I don't really make starters with dry yeast, since IMO it's cheaper and easier to just buy an extra packet if I need more. That said, you certainly CAN make starters with dry yeast. Definitely hydrate first, and use a pitching/starter calc to make sure you get at least one full doubling. If you can, use a stirplate. Those.steps will help ensure you get the healthiest yeast possible from your starter.

If your pitching with yeast slurry how do you measure it out with out handling it?

Try storing your harvested yeast in mason jars with volume markings on the side to help estimate the amount of slurry you have. Then, you can use a pitch rate calc like Brewer's Friend or Mr. Malty to determine how much slurry to pitch in your starter or beer.
 
If and when I use dry yeast I always re-hydrate it, following the manufacturers' instructions to a T, or when unintelligible, I interpolate with another one of their dry yeast line. Hello Lallemand, are you listening? Same for starters from dry yeast.

As you noted, some yeasts have different guidelines for re-hydration, mostly dealing with different re-hydration and/or pitching temperatures and atemperating ranges.

Measuring yeast slurry to pitch?
It took me a long time to figure that one out. I cold crash and decant, now how much slurry is left there? 200ml? 300 maybe?

Simple method:
Weight it! Subtract the mass of the flask* and voila, your amount of slurry in grams, which I roughly equate with slurry volume in ml. I pitch the amount needed and like to leave a bit for ranching or the next fresh starter.

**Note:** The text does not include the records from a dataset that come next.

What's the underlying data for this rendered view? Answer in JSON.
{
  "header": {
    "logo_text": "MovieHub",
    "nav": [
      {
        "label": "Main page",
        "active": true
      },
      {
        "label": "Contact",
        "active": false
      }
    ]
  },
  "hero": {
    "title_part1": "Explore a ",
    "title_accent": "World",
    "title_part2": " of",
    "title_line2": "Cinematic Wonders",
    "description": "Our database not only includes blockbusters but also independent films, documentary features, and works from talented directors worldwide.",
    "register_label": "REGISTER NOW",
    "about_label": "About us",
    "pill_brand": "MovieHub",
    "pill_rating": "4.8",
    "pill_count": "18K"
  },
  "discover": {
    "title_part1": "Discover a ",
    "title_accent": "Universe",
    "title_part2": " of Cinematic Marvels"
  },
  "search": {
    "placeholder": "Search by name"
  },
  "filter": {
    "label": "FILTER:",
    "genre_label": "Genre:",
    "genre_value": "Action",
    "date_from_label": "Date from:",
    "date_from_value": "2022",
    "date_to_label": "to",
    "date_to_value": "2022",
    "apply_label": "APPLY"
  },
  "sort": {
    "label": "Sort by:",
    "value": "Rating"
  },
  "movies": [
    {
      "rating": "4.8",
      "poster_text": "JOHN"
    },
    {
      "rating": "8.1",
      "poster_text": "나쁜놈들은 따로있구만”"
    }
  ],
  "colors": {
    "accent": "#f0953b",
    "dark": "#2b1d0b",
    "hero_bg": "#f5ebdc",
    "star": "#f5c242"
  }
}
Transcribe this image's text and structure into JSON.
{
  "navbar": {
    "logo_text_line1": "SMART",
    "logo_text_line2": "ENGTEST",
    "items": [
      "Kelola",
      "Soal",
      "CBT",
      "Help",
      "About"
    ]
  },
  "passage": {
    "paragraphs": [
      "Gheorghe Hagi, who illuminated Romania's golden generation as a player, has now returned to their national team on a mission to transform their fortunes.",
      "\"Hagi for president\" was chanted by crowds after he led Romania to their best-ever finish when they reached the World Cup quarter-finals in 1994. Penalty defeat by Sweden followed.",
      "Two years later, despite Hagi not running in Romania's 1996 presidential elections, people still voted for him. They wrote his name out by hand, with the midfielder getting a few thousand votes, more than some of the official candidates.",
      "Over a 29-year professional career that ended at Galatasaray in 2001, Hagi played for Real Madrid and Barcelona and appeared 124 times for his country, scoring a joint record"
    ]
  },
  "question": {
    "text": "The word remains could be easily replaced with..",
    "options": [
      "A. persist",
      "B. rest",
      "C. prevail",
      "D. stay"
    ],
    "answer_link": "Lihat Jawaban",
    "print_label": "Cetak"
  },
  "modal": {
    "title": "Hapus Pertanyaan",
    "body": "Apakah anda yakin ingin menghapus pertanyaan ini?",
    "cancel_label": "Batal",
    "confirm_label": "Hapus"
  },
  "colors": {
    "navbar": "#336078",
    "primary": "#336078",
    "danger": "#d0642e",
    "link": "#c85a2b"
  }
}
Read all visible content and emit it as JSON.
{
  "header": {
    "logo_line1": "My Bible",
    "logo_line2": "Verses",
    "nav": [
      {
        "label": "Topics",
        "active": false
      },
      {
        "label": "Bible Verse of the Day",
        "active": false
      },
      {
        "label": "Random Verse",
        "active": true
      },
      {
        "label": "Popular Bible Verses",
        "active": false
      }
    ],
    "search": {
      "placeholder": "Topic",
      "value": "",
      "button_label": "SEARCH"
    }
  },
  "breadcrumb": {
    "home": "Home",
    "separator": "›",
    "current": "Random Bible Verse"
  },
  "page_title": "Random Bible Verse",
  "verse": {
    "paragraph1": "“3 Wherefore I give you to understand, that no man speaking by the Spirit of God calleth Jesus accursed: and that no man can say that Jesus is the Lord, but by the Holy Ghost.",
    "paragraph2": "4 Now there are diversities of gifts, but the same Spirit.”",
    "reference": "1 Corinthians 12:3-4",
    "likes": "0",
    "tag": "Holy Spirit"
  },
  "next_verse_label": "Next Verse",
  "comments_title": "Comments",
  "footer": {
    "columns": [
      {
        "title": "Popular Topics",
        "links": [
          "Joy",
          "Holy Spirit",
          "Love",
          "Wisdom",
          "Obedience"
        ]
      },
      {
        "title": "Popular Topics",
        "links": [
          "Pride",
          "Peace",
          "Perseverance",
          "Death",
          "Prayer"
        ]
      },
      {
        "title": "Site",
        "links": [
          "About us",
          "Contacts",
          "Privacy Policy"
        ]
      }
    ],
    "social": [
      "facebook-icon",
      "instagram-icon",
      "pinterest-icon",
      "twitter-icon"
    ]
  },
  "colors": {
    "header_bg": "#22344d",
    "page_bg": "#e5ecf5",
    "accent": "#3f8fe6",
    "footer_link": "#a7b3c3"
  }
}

* Note: First mark (e.g., number, letter) then weight and record all your empty flasks with or without stoppers.
 
Yeah I've never really harvested my yeast from the crop top just using glass carboys its hard to get down inside. How much you normally scoop off? Do you just store it in a mason jar with boiled distilled water or do you toss it right into a starter and store that till brew day? I brew average about 1-2 patches a month so I never really found it worth the effort and risk of trying to harvest. Then again I only used bottom slurry yeast after fermentation.

I prefer buckets, as for me I find them the safe, practical, and versatile compared with carboys. Open fermenting and harvesting is a snap.

I do two yeast skims. The first is a "dirt" skim at the 24 hour mark, removing hop and trub junk. It goes in the compost. The secod skim is at 48 hours, and I collect about 80-90% of what's there. It goes directly into sanitized mason jar, topped with cooled boiled distilled water. I let it rest in the fridge for 1 hour, then top up with more water, just so its under the seal (minimizing headspace). Back in the fridge with the lid on loose (for offgassing), then I tighten it down after a day or so.

I brew every 3-8 weeks, and I prefer this method because I want to build up a few strains for variety. I've found the T.C. yeast stores very well and remains strong for quite a while. It also behaves the same each time, so I can rely on it attenuating properly and retaining characteristics particular to the strain.